The Anthology of Poetry, Inc. was thrilled to receive the large number of submissions from students and teachers, and proud of the content of these submissions.
Because of teacher’s like Navarette’s, students of many school districts had the opportunity to explore new avenues of creativity and share their poems with many others.
The poems were submitted by Pecos-Barstow-Toyah ISD Gifted and Talented Teacher Anita Zubeldia.
Navarette is the son of Lorna and Pablo Navarette of Barstow.
Matta named to Dean’s List at ASU
David Jourmain Matta was named to the Angelo State University Dean’s List for the 2005 fall semester.
A 2003 graduate of Balmorhea High School, he is a sophomore and is majoring in Physics.
He is the son of David and Nancy Matta of Balmorhea.
Garcia completes basic training
Air Force Airman Raul M. Garcia has graduated from basic military training at Lackland Air Force Base, San Antonio.

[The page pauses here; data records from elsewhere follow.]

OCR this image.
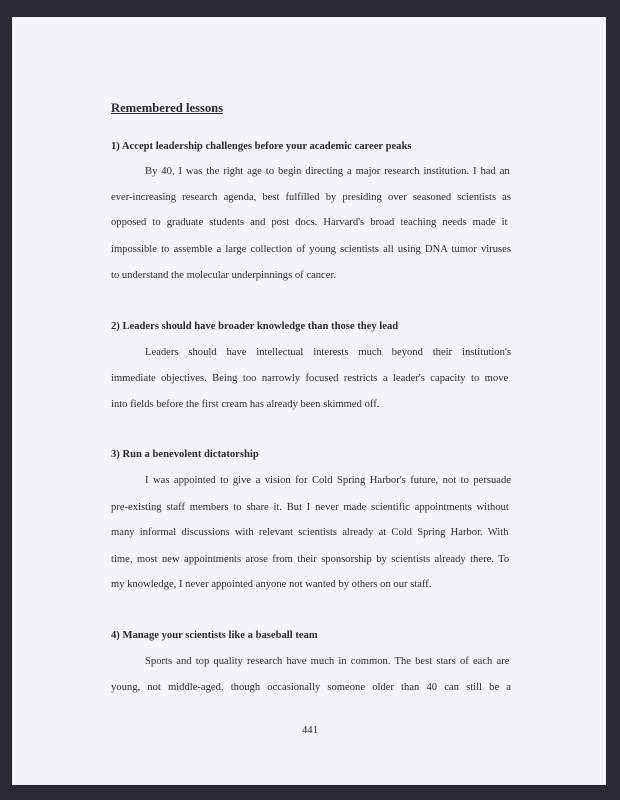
Remembered lessons
1) Accept leadership challenges before your academic career peaks
By 40, I was the right age to begin directing a major research institution. I had an
ever-increasing research agenda, best fulfilled by presiding over seasoned scientists as
opposed to graduate students and post docs. Harvard's broad teaching needs made it
impossible to assemble a large collection of young scientists all using DNA tumor viruses
to understand the molecular underpinnings of cancer.
2) Leaders should have broader knowledge than those they lead
Leaders should have intellectual interests much beyond their institution's
immediate objectives. Being too narrowly focused restricts a leader's capacity to move
into fields before the first cream has already been skimmed off.
3) Run a benevolent dictatorship
I was appointed to give a vision for Cold Spring Harbor's future, not to persuade
pre-existing staff members to share it. But I never made scientific appointments without
many informal discussions with relevant scientists already at Cold Spring Harbor. With
time, most new appointments arose from their sponsorship by scientists already there. To
my knowledge, I never appointed anyone not wanted by others on our staff.
4) Manage your scientists like a baseball team
Sports and top quality research have much in common. The best stars of each are
young, not middle-aged, though occasionally someone older than 40 can still be a
441
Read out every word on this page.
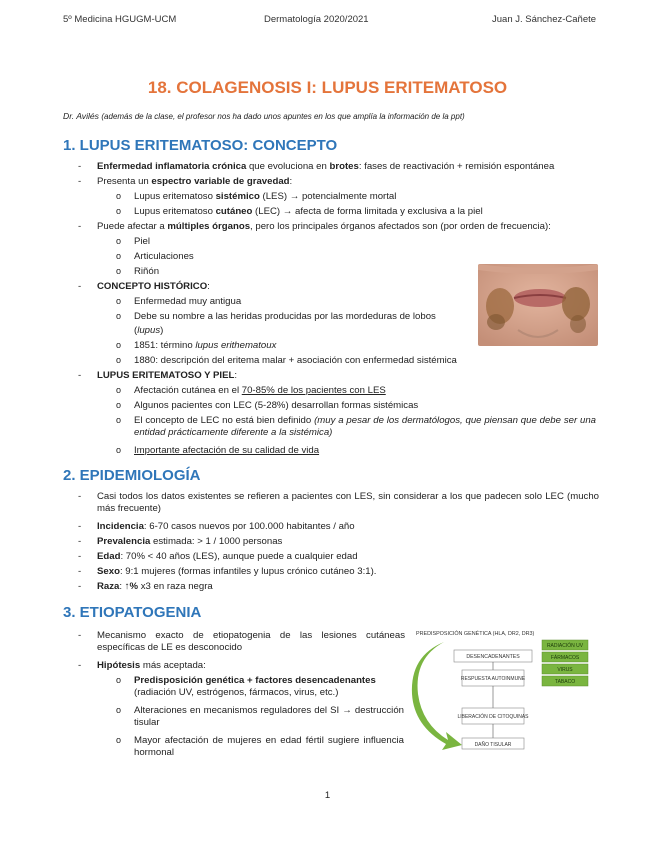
5º Medicina HGUGM-UCM	Dermatología 2020/2021	Juan J. Sánchez-Cañete
18. COLAGENOSIS I: LUPUS ERITEMATOSO
Dr. Avilés (además de la clase, el profesor nos ha dado unos apuntes en los que amplía la información de la ppt)
1. LUPUS ERITEMATOSO: CONCEPTO
- Enfermedad inflamatoria crónica que evoluciona en brotes: fases de reactivación + remisión espontánea
- Presenta un espectro variable de gravedad:
o Lupus eritematoso sistémico (LES) → potencialmente mortal
o Lupus eritematoso cutáneo (LEC) → afecta de forma limitada y exclusiva a la piel
- Puede afectar a múltiples órganos, pero los principales órganos afectados son (por orden de frecuencia):
o Piel
o Articulaciones
o Riñón
- CONCEPTO HISTÓRICO:
o Enfermedad muy antigua
o Debe su nombre a las heridas producidas por las mordeduras de lobos
(lupus)
o 1851: término lupus erithematoux
o 1880: descripción del eritema malar + asociación con enfermedad sistémica
- LUPUS ERITEMATOSO Y PIEL:
o Afectación cutánea en el 70-85% de los pacientes con LES
o Algunos pacientes con LEC (5-28%) desarrollan formas sistémicas
o El concepto de LEC no está bien definido (muy a pesar de los dermatólogos, que piensan que debe ser una entidad prácticamente diferente a la sistémica)
o Importante afectación de su calidad de vida
2. EPIDEMIOLOGÍA
- Casi todos los datos existentes se refieren a pacientes con LES, sin considerar a los que padecen solo LEC (mucho más frecuente)
- Incidencia: 6-70 casos nuevos por 100.000 habitantes / año
- Prevalencia estimada: > 1 / 1000 personas
- Edad: 70% < 40 años (LES), aunque puede a cualquier edad
- Sexo: 9:1 mujeres (formas infantiles y lupus crónico cutáneo 3:1).
- Raza: ↑% x3 en raza negra
3. ETIOPATOGENIA
- Mecanismo exacto de etiopatogenia de las lesiones cutáneas específicas de LE es desconocido
- Hipótesis más aceptada:
o Predisposición genética + factores desencadenantes
(radiación UV, estrógenos, fármacos, virus, etc.)
o Alteraciones en mecanismos reguladores del SI → destrucción tisular
o Mayor afectación de mujeres en edad fértil sugiere influencia hormonal
PREDISPOSICIÓN GENÉTICA (HLA, DR2, DR3)
DESENCADENANTES
RESPUESTA AUTOINMUNE
LIBERACIÓN DE CITOQUINAS
DAÑO TISULAR
RADIACIÓN UV
FÁRMACOS
VIRUS
TABACO
1
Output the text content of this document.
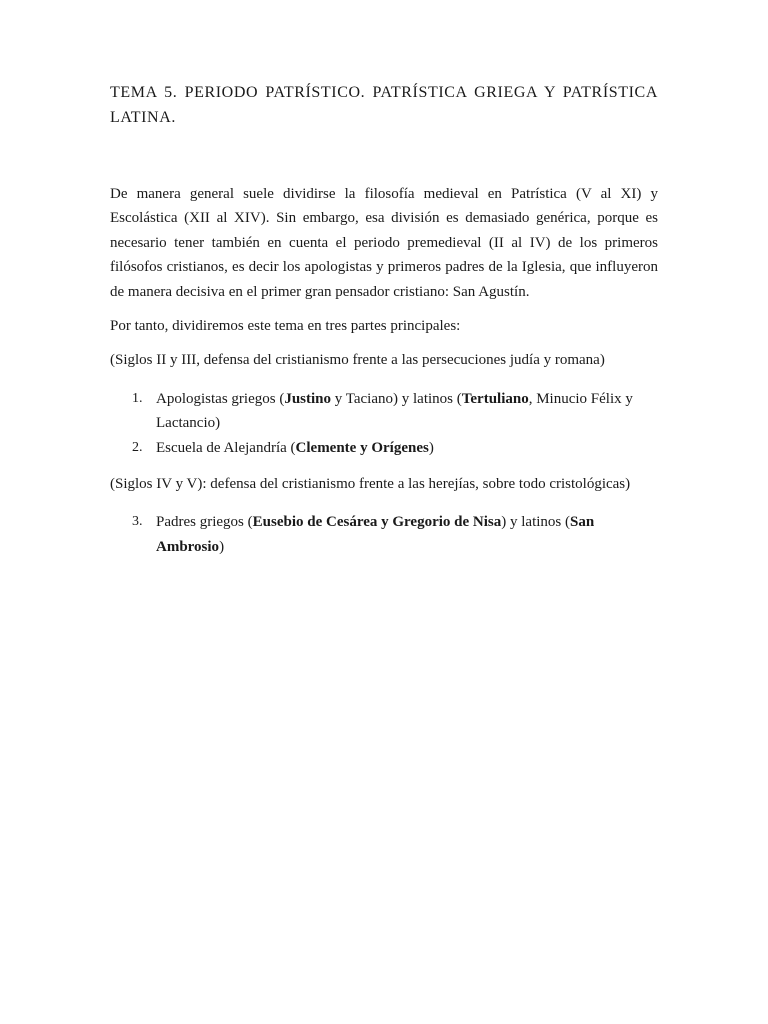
TEMA 5. PERIODO PATRÍSTICO. PATRÍSTICA GRIEGA Y PATRÍSTICA LATINA.

De manera general suele dividirse la filosofía medieval en Patrística (V al XI) y Escolástica (XII al XIV). Sin embargo, esa división es demasiado genérica, porque es necesario tener también en cuenta el periodo premedieval (II al IV) de los primeros filósofos cristianos, es decir los apologistas y primeros padres de la Iglesia, que influyeron de manera decisiva en el primer gran pensador cristiano: San Agustín.

Por tanto, dividiremos este tema en tres partes principales:

(Siglos II y III, defensa del cristianismo frente a las persecuciones judía y romana)

1. Apologistas griegos (Justino y Taciano) y latinos (Tertuliano, Minucio Félix y Lactancio)
2. Escuela de Alejandría (Clemente y Orígenes)

(Siglos IV y V): defensa del cristianismo frente a las herejías, sobre todo cristológicas)

3. Padres griegos (Eusebio de Cesárea y Gregorio de Nisa) y latinos (San Ambrosio)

During the six weeks of training, the airman studied the Air Force mission, organization, and military customs and courtesies; performed drill and ceremony marches, and received physical training, rifle marksmanship, field training exercises, and special training in human relations.
In addition, airmen who complete basic training earn credits toward an associate degree through the Community College of the Air Force.
Garcia is the son of Raul and Isela Garcia of Pecos.
He is a 2003 graduate of Pecos High School.